– Ладно. Я пошел. Жди меня здесь.
Кравиц серьезно посмотрел на меня:
– Он очень опасен.
– Знаю.
Я вылез из машины, прихватив с собой принесенную Кравицем черную сумку, и вошел во дворик. На почтовом ящике крупными печатными буквами на иврите и на английском было написано: «Семья Бухштетер». Блестящий полицейский «Форд-Сиерра» Красавчика стоял на узкой мощеной дорожке, почти полностью укрытый навесом из виноградной лозы с тяжелыми гроздьями. Неслышно шагая, я обогнул дом и по решетке кухонного окна взобрался на второй этаж. Честно говоря, это было не очень трудно. Когда я подкрался к спальне, то понял, что не стоило так уж стараться, можно было просто вышибить входную дверь. Храп Красавчика заглушил бы любую сигнализацию. Отопление работало во всю мощь, и я почувствовал, как у меня по позвоночнику побежали струйки пота. Красавчик лежал на спине, голый; белое пузо ритмично вздымалось и опускалось. Его жена спала в другой кровати, и я был бы последним, кто упрекнул ее в этом. Его форма висела на ручке двери. Я достал из внутреннего кармана пистолет, зажег свет и в два шага очутился возле его кровати. Он мгновенно проснулся и уставился на меня спокойно и оценивающе.

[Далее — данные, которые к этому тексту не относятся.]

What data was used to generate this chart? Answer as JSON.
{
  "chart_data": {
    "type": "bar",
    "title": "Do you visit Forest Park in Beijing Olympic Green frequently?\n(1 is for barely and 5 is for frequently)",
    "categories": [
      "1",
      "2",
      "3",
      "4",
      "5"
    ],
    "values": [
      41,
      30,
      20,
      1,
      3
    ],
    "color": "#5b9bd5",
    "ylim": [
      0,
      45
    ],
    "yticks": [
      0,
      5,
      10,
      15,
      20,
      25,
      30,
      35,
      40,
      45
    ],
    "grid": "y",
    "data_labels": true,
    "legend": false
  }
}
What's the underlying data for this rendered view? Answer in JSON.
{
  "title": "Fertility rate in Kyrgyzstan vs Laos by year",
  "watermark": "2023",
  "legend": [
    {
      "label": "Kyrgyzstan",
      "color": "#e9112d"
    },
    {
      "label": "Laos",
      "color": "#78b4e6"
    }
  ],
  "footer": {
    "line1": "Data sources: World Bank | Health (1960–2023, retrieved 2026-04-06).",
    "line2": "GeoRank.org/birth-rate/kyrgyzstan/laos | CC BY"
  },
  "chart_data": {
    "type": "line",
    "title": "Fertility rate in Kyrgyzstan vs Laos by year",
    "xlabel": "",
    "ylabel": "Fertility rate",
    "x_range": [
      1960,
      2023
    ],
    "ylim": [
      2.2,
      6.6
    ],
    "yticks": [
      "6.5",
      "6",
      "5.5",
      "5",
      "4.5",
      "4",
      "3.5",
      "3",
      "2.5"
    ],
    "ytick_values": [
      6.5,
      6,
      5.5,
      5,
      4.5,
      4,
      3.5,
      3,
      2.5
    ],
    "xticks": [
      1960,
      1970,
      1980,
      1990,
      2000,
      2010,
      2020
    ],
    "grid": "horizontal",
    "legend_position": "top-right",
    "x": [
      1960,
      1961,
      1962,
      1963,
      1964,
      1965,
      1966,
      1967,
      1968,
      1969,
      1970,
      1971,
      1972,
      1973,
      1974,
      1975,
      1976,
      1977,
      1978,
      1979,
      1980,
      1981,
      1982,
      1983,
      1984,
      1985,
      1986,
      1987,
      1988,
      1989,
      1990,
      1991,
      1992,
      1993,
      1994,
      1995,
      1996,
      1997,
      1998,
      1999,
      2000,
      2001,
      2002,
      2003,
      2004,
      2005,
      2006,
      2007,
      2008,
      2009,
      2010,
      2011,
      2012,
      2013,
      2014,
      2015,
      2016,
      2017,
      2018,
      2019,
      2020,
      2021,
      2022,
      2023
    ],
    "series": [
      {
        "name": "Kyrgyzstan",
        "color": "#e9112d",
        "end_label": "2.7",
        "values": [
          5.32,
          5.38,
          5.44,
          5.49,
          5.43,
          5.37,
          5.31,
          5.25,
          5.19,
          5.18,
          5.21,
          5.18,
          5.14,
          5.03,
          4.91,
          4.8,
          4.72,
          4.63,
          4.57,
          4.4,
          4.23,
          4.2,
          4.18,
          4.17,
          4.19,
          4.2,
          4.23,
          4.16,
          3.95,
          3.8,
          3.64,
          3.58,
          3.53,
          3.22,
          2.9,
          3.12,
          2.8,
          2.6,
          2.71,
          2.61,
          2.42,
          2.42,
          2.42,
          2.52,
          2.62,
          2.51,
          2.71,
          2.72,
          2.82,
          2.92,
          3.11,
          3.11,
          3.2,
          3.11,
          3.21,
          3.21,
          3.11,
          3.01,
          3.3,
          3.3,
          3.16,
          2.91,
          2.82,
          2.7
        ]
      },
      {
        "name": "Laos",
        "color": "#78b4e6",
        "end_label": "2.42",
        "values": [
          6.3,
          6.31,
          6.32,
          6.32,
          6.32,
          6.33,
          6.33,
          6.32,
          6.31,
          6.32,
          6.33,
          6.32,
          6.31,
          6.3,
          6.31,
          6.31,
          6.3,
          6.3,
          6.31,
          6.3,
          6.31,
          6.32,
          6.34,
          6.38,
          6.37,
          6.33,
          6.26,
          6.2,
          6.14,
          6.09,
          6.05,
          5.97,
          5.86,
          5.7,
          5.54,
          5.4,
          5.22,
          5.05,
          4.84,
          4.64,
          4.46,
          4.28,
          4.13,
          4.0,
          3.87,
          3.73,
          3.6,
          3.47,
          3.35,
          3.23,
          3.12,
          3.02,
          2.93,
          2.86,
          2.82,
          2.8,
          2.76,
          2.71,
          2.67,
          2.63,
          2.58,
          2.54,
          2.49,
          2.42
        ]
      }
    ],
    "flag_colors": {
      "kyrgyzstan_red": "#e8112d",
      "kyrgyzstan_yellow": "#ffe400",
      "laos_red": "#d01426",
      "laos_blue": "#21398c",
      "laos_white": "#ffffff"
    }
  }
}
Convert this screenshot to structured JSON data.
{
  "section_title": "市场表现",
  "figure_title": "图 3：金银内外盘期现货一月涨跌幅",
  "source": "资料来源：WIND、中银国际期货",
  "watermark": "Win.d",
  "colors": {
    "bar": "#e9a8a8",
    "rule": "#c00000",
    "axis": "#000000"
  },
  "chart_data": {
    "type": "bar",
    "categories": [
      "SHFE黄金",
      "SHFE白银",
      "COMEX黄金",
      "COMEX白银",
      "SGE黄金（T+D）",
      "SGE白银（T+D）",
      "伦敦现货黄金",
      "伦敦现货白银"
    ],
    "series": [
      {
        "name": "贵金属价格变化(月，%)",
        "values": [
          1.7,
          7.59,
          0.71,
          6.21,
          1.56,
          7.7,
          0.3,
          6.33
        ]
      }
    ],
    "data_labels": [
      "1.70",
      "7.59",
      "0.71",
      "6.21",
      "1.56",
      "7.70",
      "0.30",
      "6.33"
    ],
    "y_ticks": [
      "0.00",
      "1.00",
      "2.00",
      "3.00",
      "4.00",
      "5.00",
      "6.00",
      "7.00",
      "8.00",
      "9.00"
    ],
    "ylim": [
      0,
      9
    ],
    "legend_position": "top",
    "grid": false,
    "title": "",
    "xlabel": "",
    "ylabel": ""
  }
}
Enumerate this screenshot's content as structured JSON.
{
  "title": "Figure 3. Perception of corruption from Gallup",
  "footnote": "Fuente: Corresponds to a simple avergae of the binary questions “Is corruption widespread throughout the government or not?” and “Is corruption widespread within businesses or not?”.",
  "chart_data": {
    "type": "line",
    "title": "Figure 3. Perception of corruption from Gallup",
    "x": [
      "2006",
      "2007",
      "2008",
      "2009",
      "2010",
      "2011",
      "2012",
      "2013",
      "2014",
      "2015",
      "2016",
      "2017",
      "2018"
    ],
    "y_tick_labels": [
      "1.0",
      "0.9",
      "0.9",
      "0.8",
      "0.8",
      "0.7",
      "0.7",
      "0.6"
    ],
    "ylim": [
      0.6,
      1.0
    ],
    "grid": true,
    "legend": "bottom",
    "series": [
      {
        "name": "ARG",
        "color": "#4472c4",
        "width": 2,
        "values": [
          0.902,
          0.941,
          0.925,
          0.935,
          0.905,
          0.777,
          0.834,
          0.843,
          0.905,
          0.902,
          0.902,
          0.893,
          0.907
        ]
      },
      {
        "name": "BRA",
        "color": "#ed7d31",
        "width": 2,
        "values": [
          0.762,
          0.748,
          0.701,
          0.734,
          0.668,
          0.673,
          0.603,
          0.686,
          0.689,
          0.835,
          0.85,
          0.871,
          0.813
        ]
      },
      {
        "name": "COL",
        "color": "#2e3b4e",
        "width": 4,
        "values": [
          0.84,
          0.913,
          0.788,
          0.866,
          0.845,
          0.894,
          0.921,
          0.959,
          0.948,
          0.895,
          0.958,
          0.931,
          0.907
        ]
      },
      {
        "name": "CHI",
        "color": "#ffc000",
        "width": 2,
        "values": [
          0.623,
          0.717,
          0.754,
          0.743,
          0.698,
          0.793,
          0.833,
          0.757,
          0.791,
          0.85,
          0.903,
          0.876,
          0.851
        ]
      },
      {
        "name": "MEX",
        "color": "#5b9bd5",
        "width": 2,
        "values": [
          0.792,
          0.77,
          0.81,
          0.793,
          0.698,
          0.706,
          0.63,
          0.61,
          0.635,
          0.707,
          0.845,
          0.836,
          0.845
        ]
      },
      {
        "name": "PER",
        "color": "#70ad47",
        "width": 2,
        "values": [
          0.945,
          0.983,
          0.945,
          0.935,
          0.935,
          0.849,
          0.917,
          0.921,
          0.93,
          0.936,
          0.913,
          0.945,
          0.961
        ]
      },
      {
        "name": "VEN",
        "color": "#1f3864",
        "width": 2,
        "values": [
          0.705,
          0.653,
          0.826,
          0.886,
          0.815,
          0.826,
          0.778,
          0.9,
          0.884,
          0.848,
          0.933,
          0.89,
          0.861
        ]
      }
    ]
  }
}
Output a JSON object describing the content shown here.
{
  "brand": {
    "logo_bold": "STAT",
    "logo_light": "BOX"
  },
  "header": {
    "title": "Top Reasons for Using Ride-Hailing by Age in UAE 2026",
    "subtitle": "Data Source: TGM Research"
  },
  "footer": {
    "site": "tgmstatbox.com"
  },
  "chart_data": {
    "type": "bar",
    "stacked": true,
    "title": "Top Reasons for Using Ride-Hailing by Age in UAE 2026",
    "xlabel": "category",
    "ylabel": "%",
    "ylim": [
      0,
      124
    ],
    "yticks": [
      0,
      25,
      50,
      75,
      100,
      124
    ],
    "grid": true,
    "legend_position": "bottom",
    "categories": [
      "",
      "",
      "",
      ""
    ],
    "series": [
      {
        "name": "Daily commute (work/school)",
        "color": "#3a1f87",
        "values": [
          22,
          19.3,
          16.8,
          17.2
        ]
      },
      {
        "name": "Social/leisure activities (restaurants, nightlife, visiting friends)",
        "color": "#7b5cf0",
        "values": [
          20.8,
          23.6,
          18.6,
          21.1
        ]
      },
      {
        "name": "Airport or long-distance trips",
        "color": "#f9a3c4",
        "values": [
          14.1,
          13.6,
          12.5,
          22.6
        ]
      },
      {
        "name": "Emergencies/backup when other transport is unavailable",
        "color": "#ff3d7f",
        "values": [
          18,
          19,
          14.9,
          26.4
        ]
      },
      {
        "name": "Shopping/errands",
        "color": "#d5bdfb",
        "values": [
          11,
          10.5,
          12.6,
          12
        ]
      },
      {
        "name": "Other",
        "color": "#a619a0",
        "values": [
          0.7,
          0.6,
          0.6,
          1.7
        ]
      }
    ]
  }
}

Сволочь или нет, но он прослужил в полиции тридцать лет, и даже я не мог заподозрить его в трусости. Его жена попыталась закричать, но вышло это так неубедительно, что я даже не глянул в ее сторону.
– Закрой рот, дура, – рявкнул он и повернулся ко мне. – Чего тебе надо?
– Ничего.
– Тогда что ты здесь делаешь?
– Я пришел тебя предостеречь.
Он чуть не расхохотался.
– Предостеречь? Меня? От чего? У меня есть свидетель, готовый на куче свитков Торы высотой в километр поклясться, что ты спланировал это ограбление. А теперь ты сам добавил к этому взлом и угрозы жизни.
Я вдруг сообразил:
– С которого часа ты дома?
– Со вчерашнего дня. Я был на совещании начальников окружных управлений с министром, а оттуда вернулся прямо домой, потому что неважно себя чувствовал. Эти почки меня добьют.
– С тех пор ты разговаривал с кем-нибудь из управления?
– Нет.
Я ему поверил. Гольдштейн, по-видимому, мечтал преподнести меня ему тепленьким, с табличкой «Виновен в предумышленном убийстве» на груди.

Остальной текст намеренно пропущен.